Bumping this... Anyone at the ES inside team take an interest in this? It does seem hobbled, if not broken. And it also appears to represent a regression, since with 7.10.2 you can have, I think, as many colours as you want.

Also please note that this regression was first raised (by me) in relation to 7.16.3, in 2022-03, issue 84690. The problem was assigned, to romseygeek (ES team member), and duly reported as fixed.

But something still seems to need mending.

benwtrent commented 4 months ago

@Mrodent I just tried replicating your failure in a Kibana console in 8.13 and could not.

# Create the index
PUT test_highlight
{
  "mappings": {
    "properties": {
      "esdoc_text": {
        "type": "text",
        "term_vector": "with_positions_offsets",
        "fields": {
          "stemmed": {
            "type": "text",
            "analyzer": "english",
            "term_vector": "with_positions_offsets"
          }
        }
      }
    }
  }
}

# index some docs
POST test_highlight/_doc
{
  "esdoc_text": "The fox jumped over the lazy dog"
}

# search over all fields for fox
POST _search
{
  "query": {
    "simple_query_string": {
      "query": "fox",
      "fields": []
    }
  },
  "highlight": {
    "fields": {
      "esdoc_text.stemmed": {
        "type": "fvh",
        "pre_tags": [
          """<span style="background-color: yellow">""",
          """<span style="background-color: skyblue">""",
          """<span style="background-color: lightgreen">""",
          """<span style="background-color: plum">""",
          """<span style="background-color: lightcoral">""",
          """<span style="background-color: silver">"""
        ],
        "post_tags": [
          "</span>",
          "</span>",
          "</span>",
          "</span>",
          "</span>",
          "</span>"
        ]
      }
    },
    "number_of_fragments": 0
  }
}

Is this failure repeatable for you executing directly in the kibana console? If so, could you provide some minimal steps for reproducing?

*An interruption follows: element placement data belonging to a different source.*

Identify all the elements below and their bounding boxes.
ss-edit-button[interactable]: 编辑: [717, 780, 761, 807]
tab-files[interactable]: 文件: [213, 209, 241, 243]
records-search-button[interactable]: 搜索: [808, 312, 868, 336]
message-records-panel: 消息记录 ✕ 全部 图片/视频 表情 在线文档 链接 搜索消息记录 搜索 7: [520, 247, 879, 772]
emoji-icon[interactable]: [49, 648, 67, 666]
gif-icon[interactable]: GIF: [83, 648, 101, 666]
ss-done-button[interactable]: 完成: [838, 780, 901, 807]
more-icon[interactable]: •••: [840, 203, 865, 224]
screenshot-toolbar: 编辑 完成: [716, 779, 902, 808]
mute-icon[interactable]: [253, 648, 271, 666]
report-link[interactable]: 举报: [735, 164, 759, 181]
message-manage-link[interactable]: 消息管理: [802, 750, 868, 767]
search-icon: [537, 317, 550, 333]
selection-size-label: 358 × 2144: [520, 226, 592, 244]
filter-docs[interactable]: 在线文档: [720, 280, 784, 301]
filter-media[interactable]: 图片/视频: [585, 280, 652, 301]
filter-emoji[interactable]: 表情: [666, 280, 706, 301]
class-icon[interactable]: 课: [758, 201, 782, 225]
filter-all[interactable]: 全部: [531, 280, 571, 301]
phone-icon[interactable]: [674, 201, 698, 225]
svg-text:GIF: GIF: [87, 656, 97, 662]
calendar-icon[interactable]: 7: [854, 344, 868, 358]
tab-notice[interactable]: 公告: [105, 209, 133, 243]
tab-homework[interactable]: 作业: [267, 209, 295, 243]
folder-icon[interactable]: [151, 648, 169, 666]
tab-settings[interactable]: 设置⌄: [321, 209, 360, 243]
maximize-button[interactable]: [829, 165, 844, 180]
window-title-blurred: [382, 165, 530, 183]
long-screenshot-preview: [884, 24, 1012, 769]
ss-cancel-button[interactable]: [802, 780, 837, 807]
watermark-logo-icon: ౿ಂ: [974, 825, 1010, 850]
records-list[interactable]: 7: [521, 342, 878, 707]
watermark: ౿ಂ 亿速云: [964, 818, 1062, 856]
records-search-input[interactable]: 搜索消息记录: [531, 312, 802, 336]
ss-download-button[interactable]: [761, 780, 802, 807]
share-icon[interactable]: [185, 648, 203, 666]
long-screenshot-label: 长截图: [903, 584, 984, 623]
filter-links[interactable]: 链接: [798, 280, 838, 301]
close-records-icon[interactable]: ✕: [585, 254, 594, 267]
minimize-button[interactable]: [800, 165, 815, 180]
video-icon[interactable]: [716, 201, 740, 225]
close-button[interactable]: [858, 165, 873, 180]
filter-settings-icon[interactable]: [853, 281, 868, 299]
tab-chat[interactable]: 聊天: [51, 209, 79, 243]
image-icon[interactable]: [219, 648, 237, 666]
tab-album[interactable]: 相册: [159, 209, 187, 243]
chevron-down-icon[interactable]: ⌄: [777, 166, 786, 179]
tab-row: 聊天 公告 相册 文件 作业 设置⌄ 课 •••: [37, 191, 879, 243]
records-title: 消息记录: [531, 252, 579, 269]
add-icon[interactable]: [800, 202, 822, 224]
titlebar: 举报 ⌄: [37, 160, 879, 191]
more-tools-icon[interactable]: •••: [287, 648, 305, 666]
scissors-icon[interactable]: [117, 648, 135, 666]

If you cannot provide the steps, could you return the stack trace for the failure? The way to do this is to provide error_trace URL parameter which will return the full stack trace of the failure.

Mrodent commented 4 months ago

Thanks for the response. It usually occurs when the search string has multiple terms: I'd try it with 3, 4, 5 etc. However, I don't have Kibana installed, but I do have Insomnia ... and testing there (sorry, should have thought of this before!) seems to confirm what you are saying: rock solid as far as I can tell.

So my working assumption is now that my code is somehow messing things up as I send the request with the query. I am in fact using a utility method to do that: prime suspect for the moment.

benwtrent commented 4 months ago

@Mrodent getting quotations and escapes correct is a pain for sure :). It would be interesting to see the full request printed out exactly as it is sent to Elasticsearch. That would help narrow down the cause.

Mrodent commented 4 months ago

@benwtrent Solved the problem ... You'll see in my original post that I was using single quotes constructing the json dict. This was the problem! In fact this is a mixed English Analyzer and Greek Analyzer situation: both stemmer fields are attached to the (normalised) field text, so I can do a mixture of Latin script words and Greek script words in my query.

But in fact any amount of Greek in the query string was still causing the problem, in Python, even by calling requests.get(...) directly ... but not in Insomnia.

Changing to double quotes in the data dict constructing the query solved it in the Python. I find this very puzzling!

Anyway thanks for your help and suggestion to do a direct call to the server.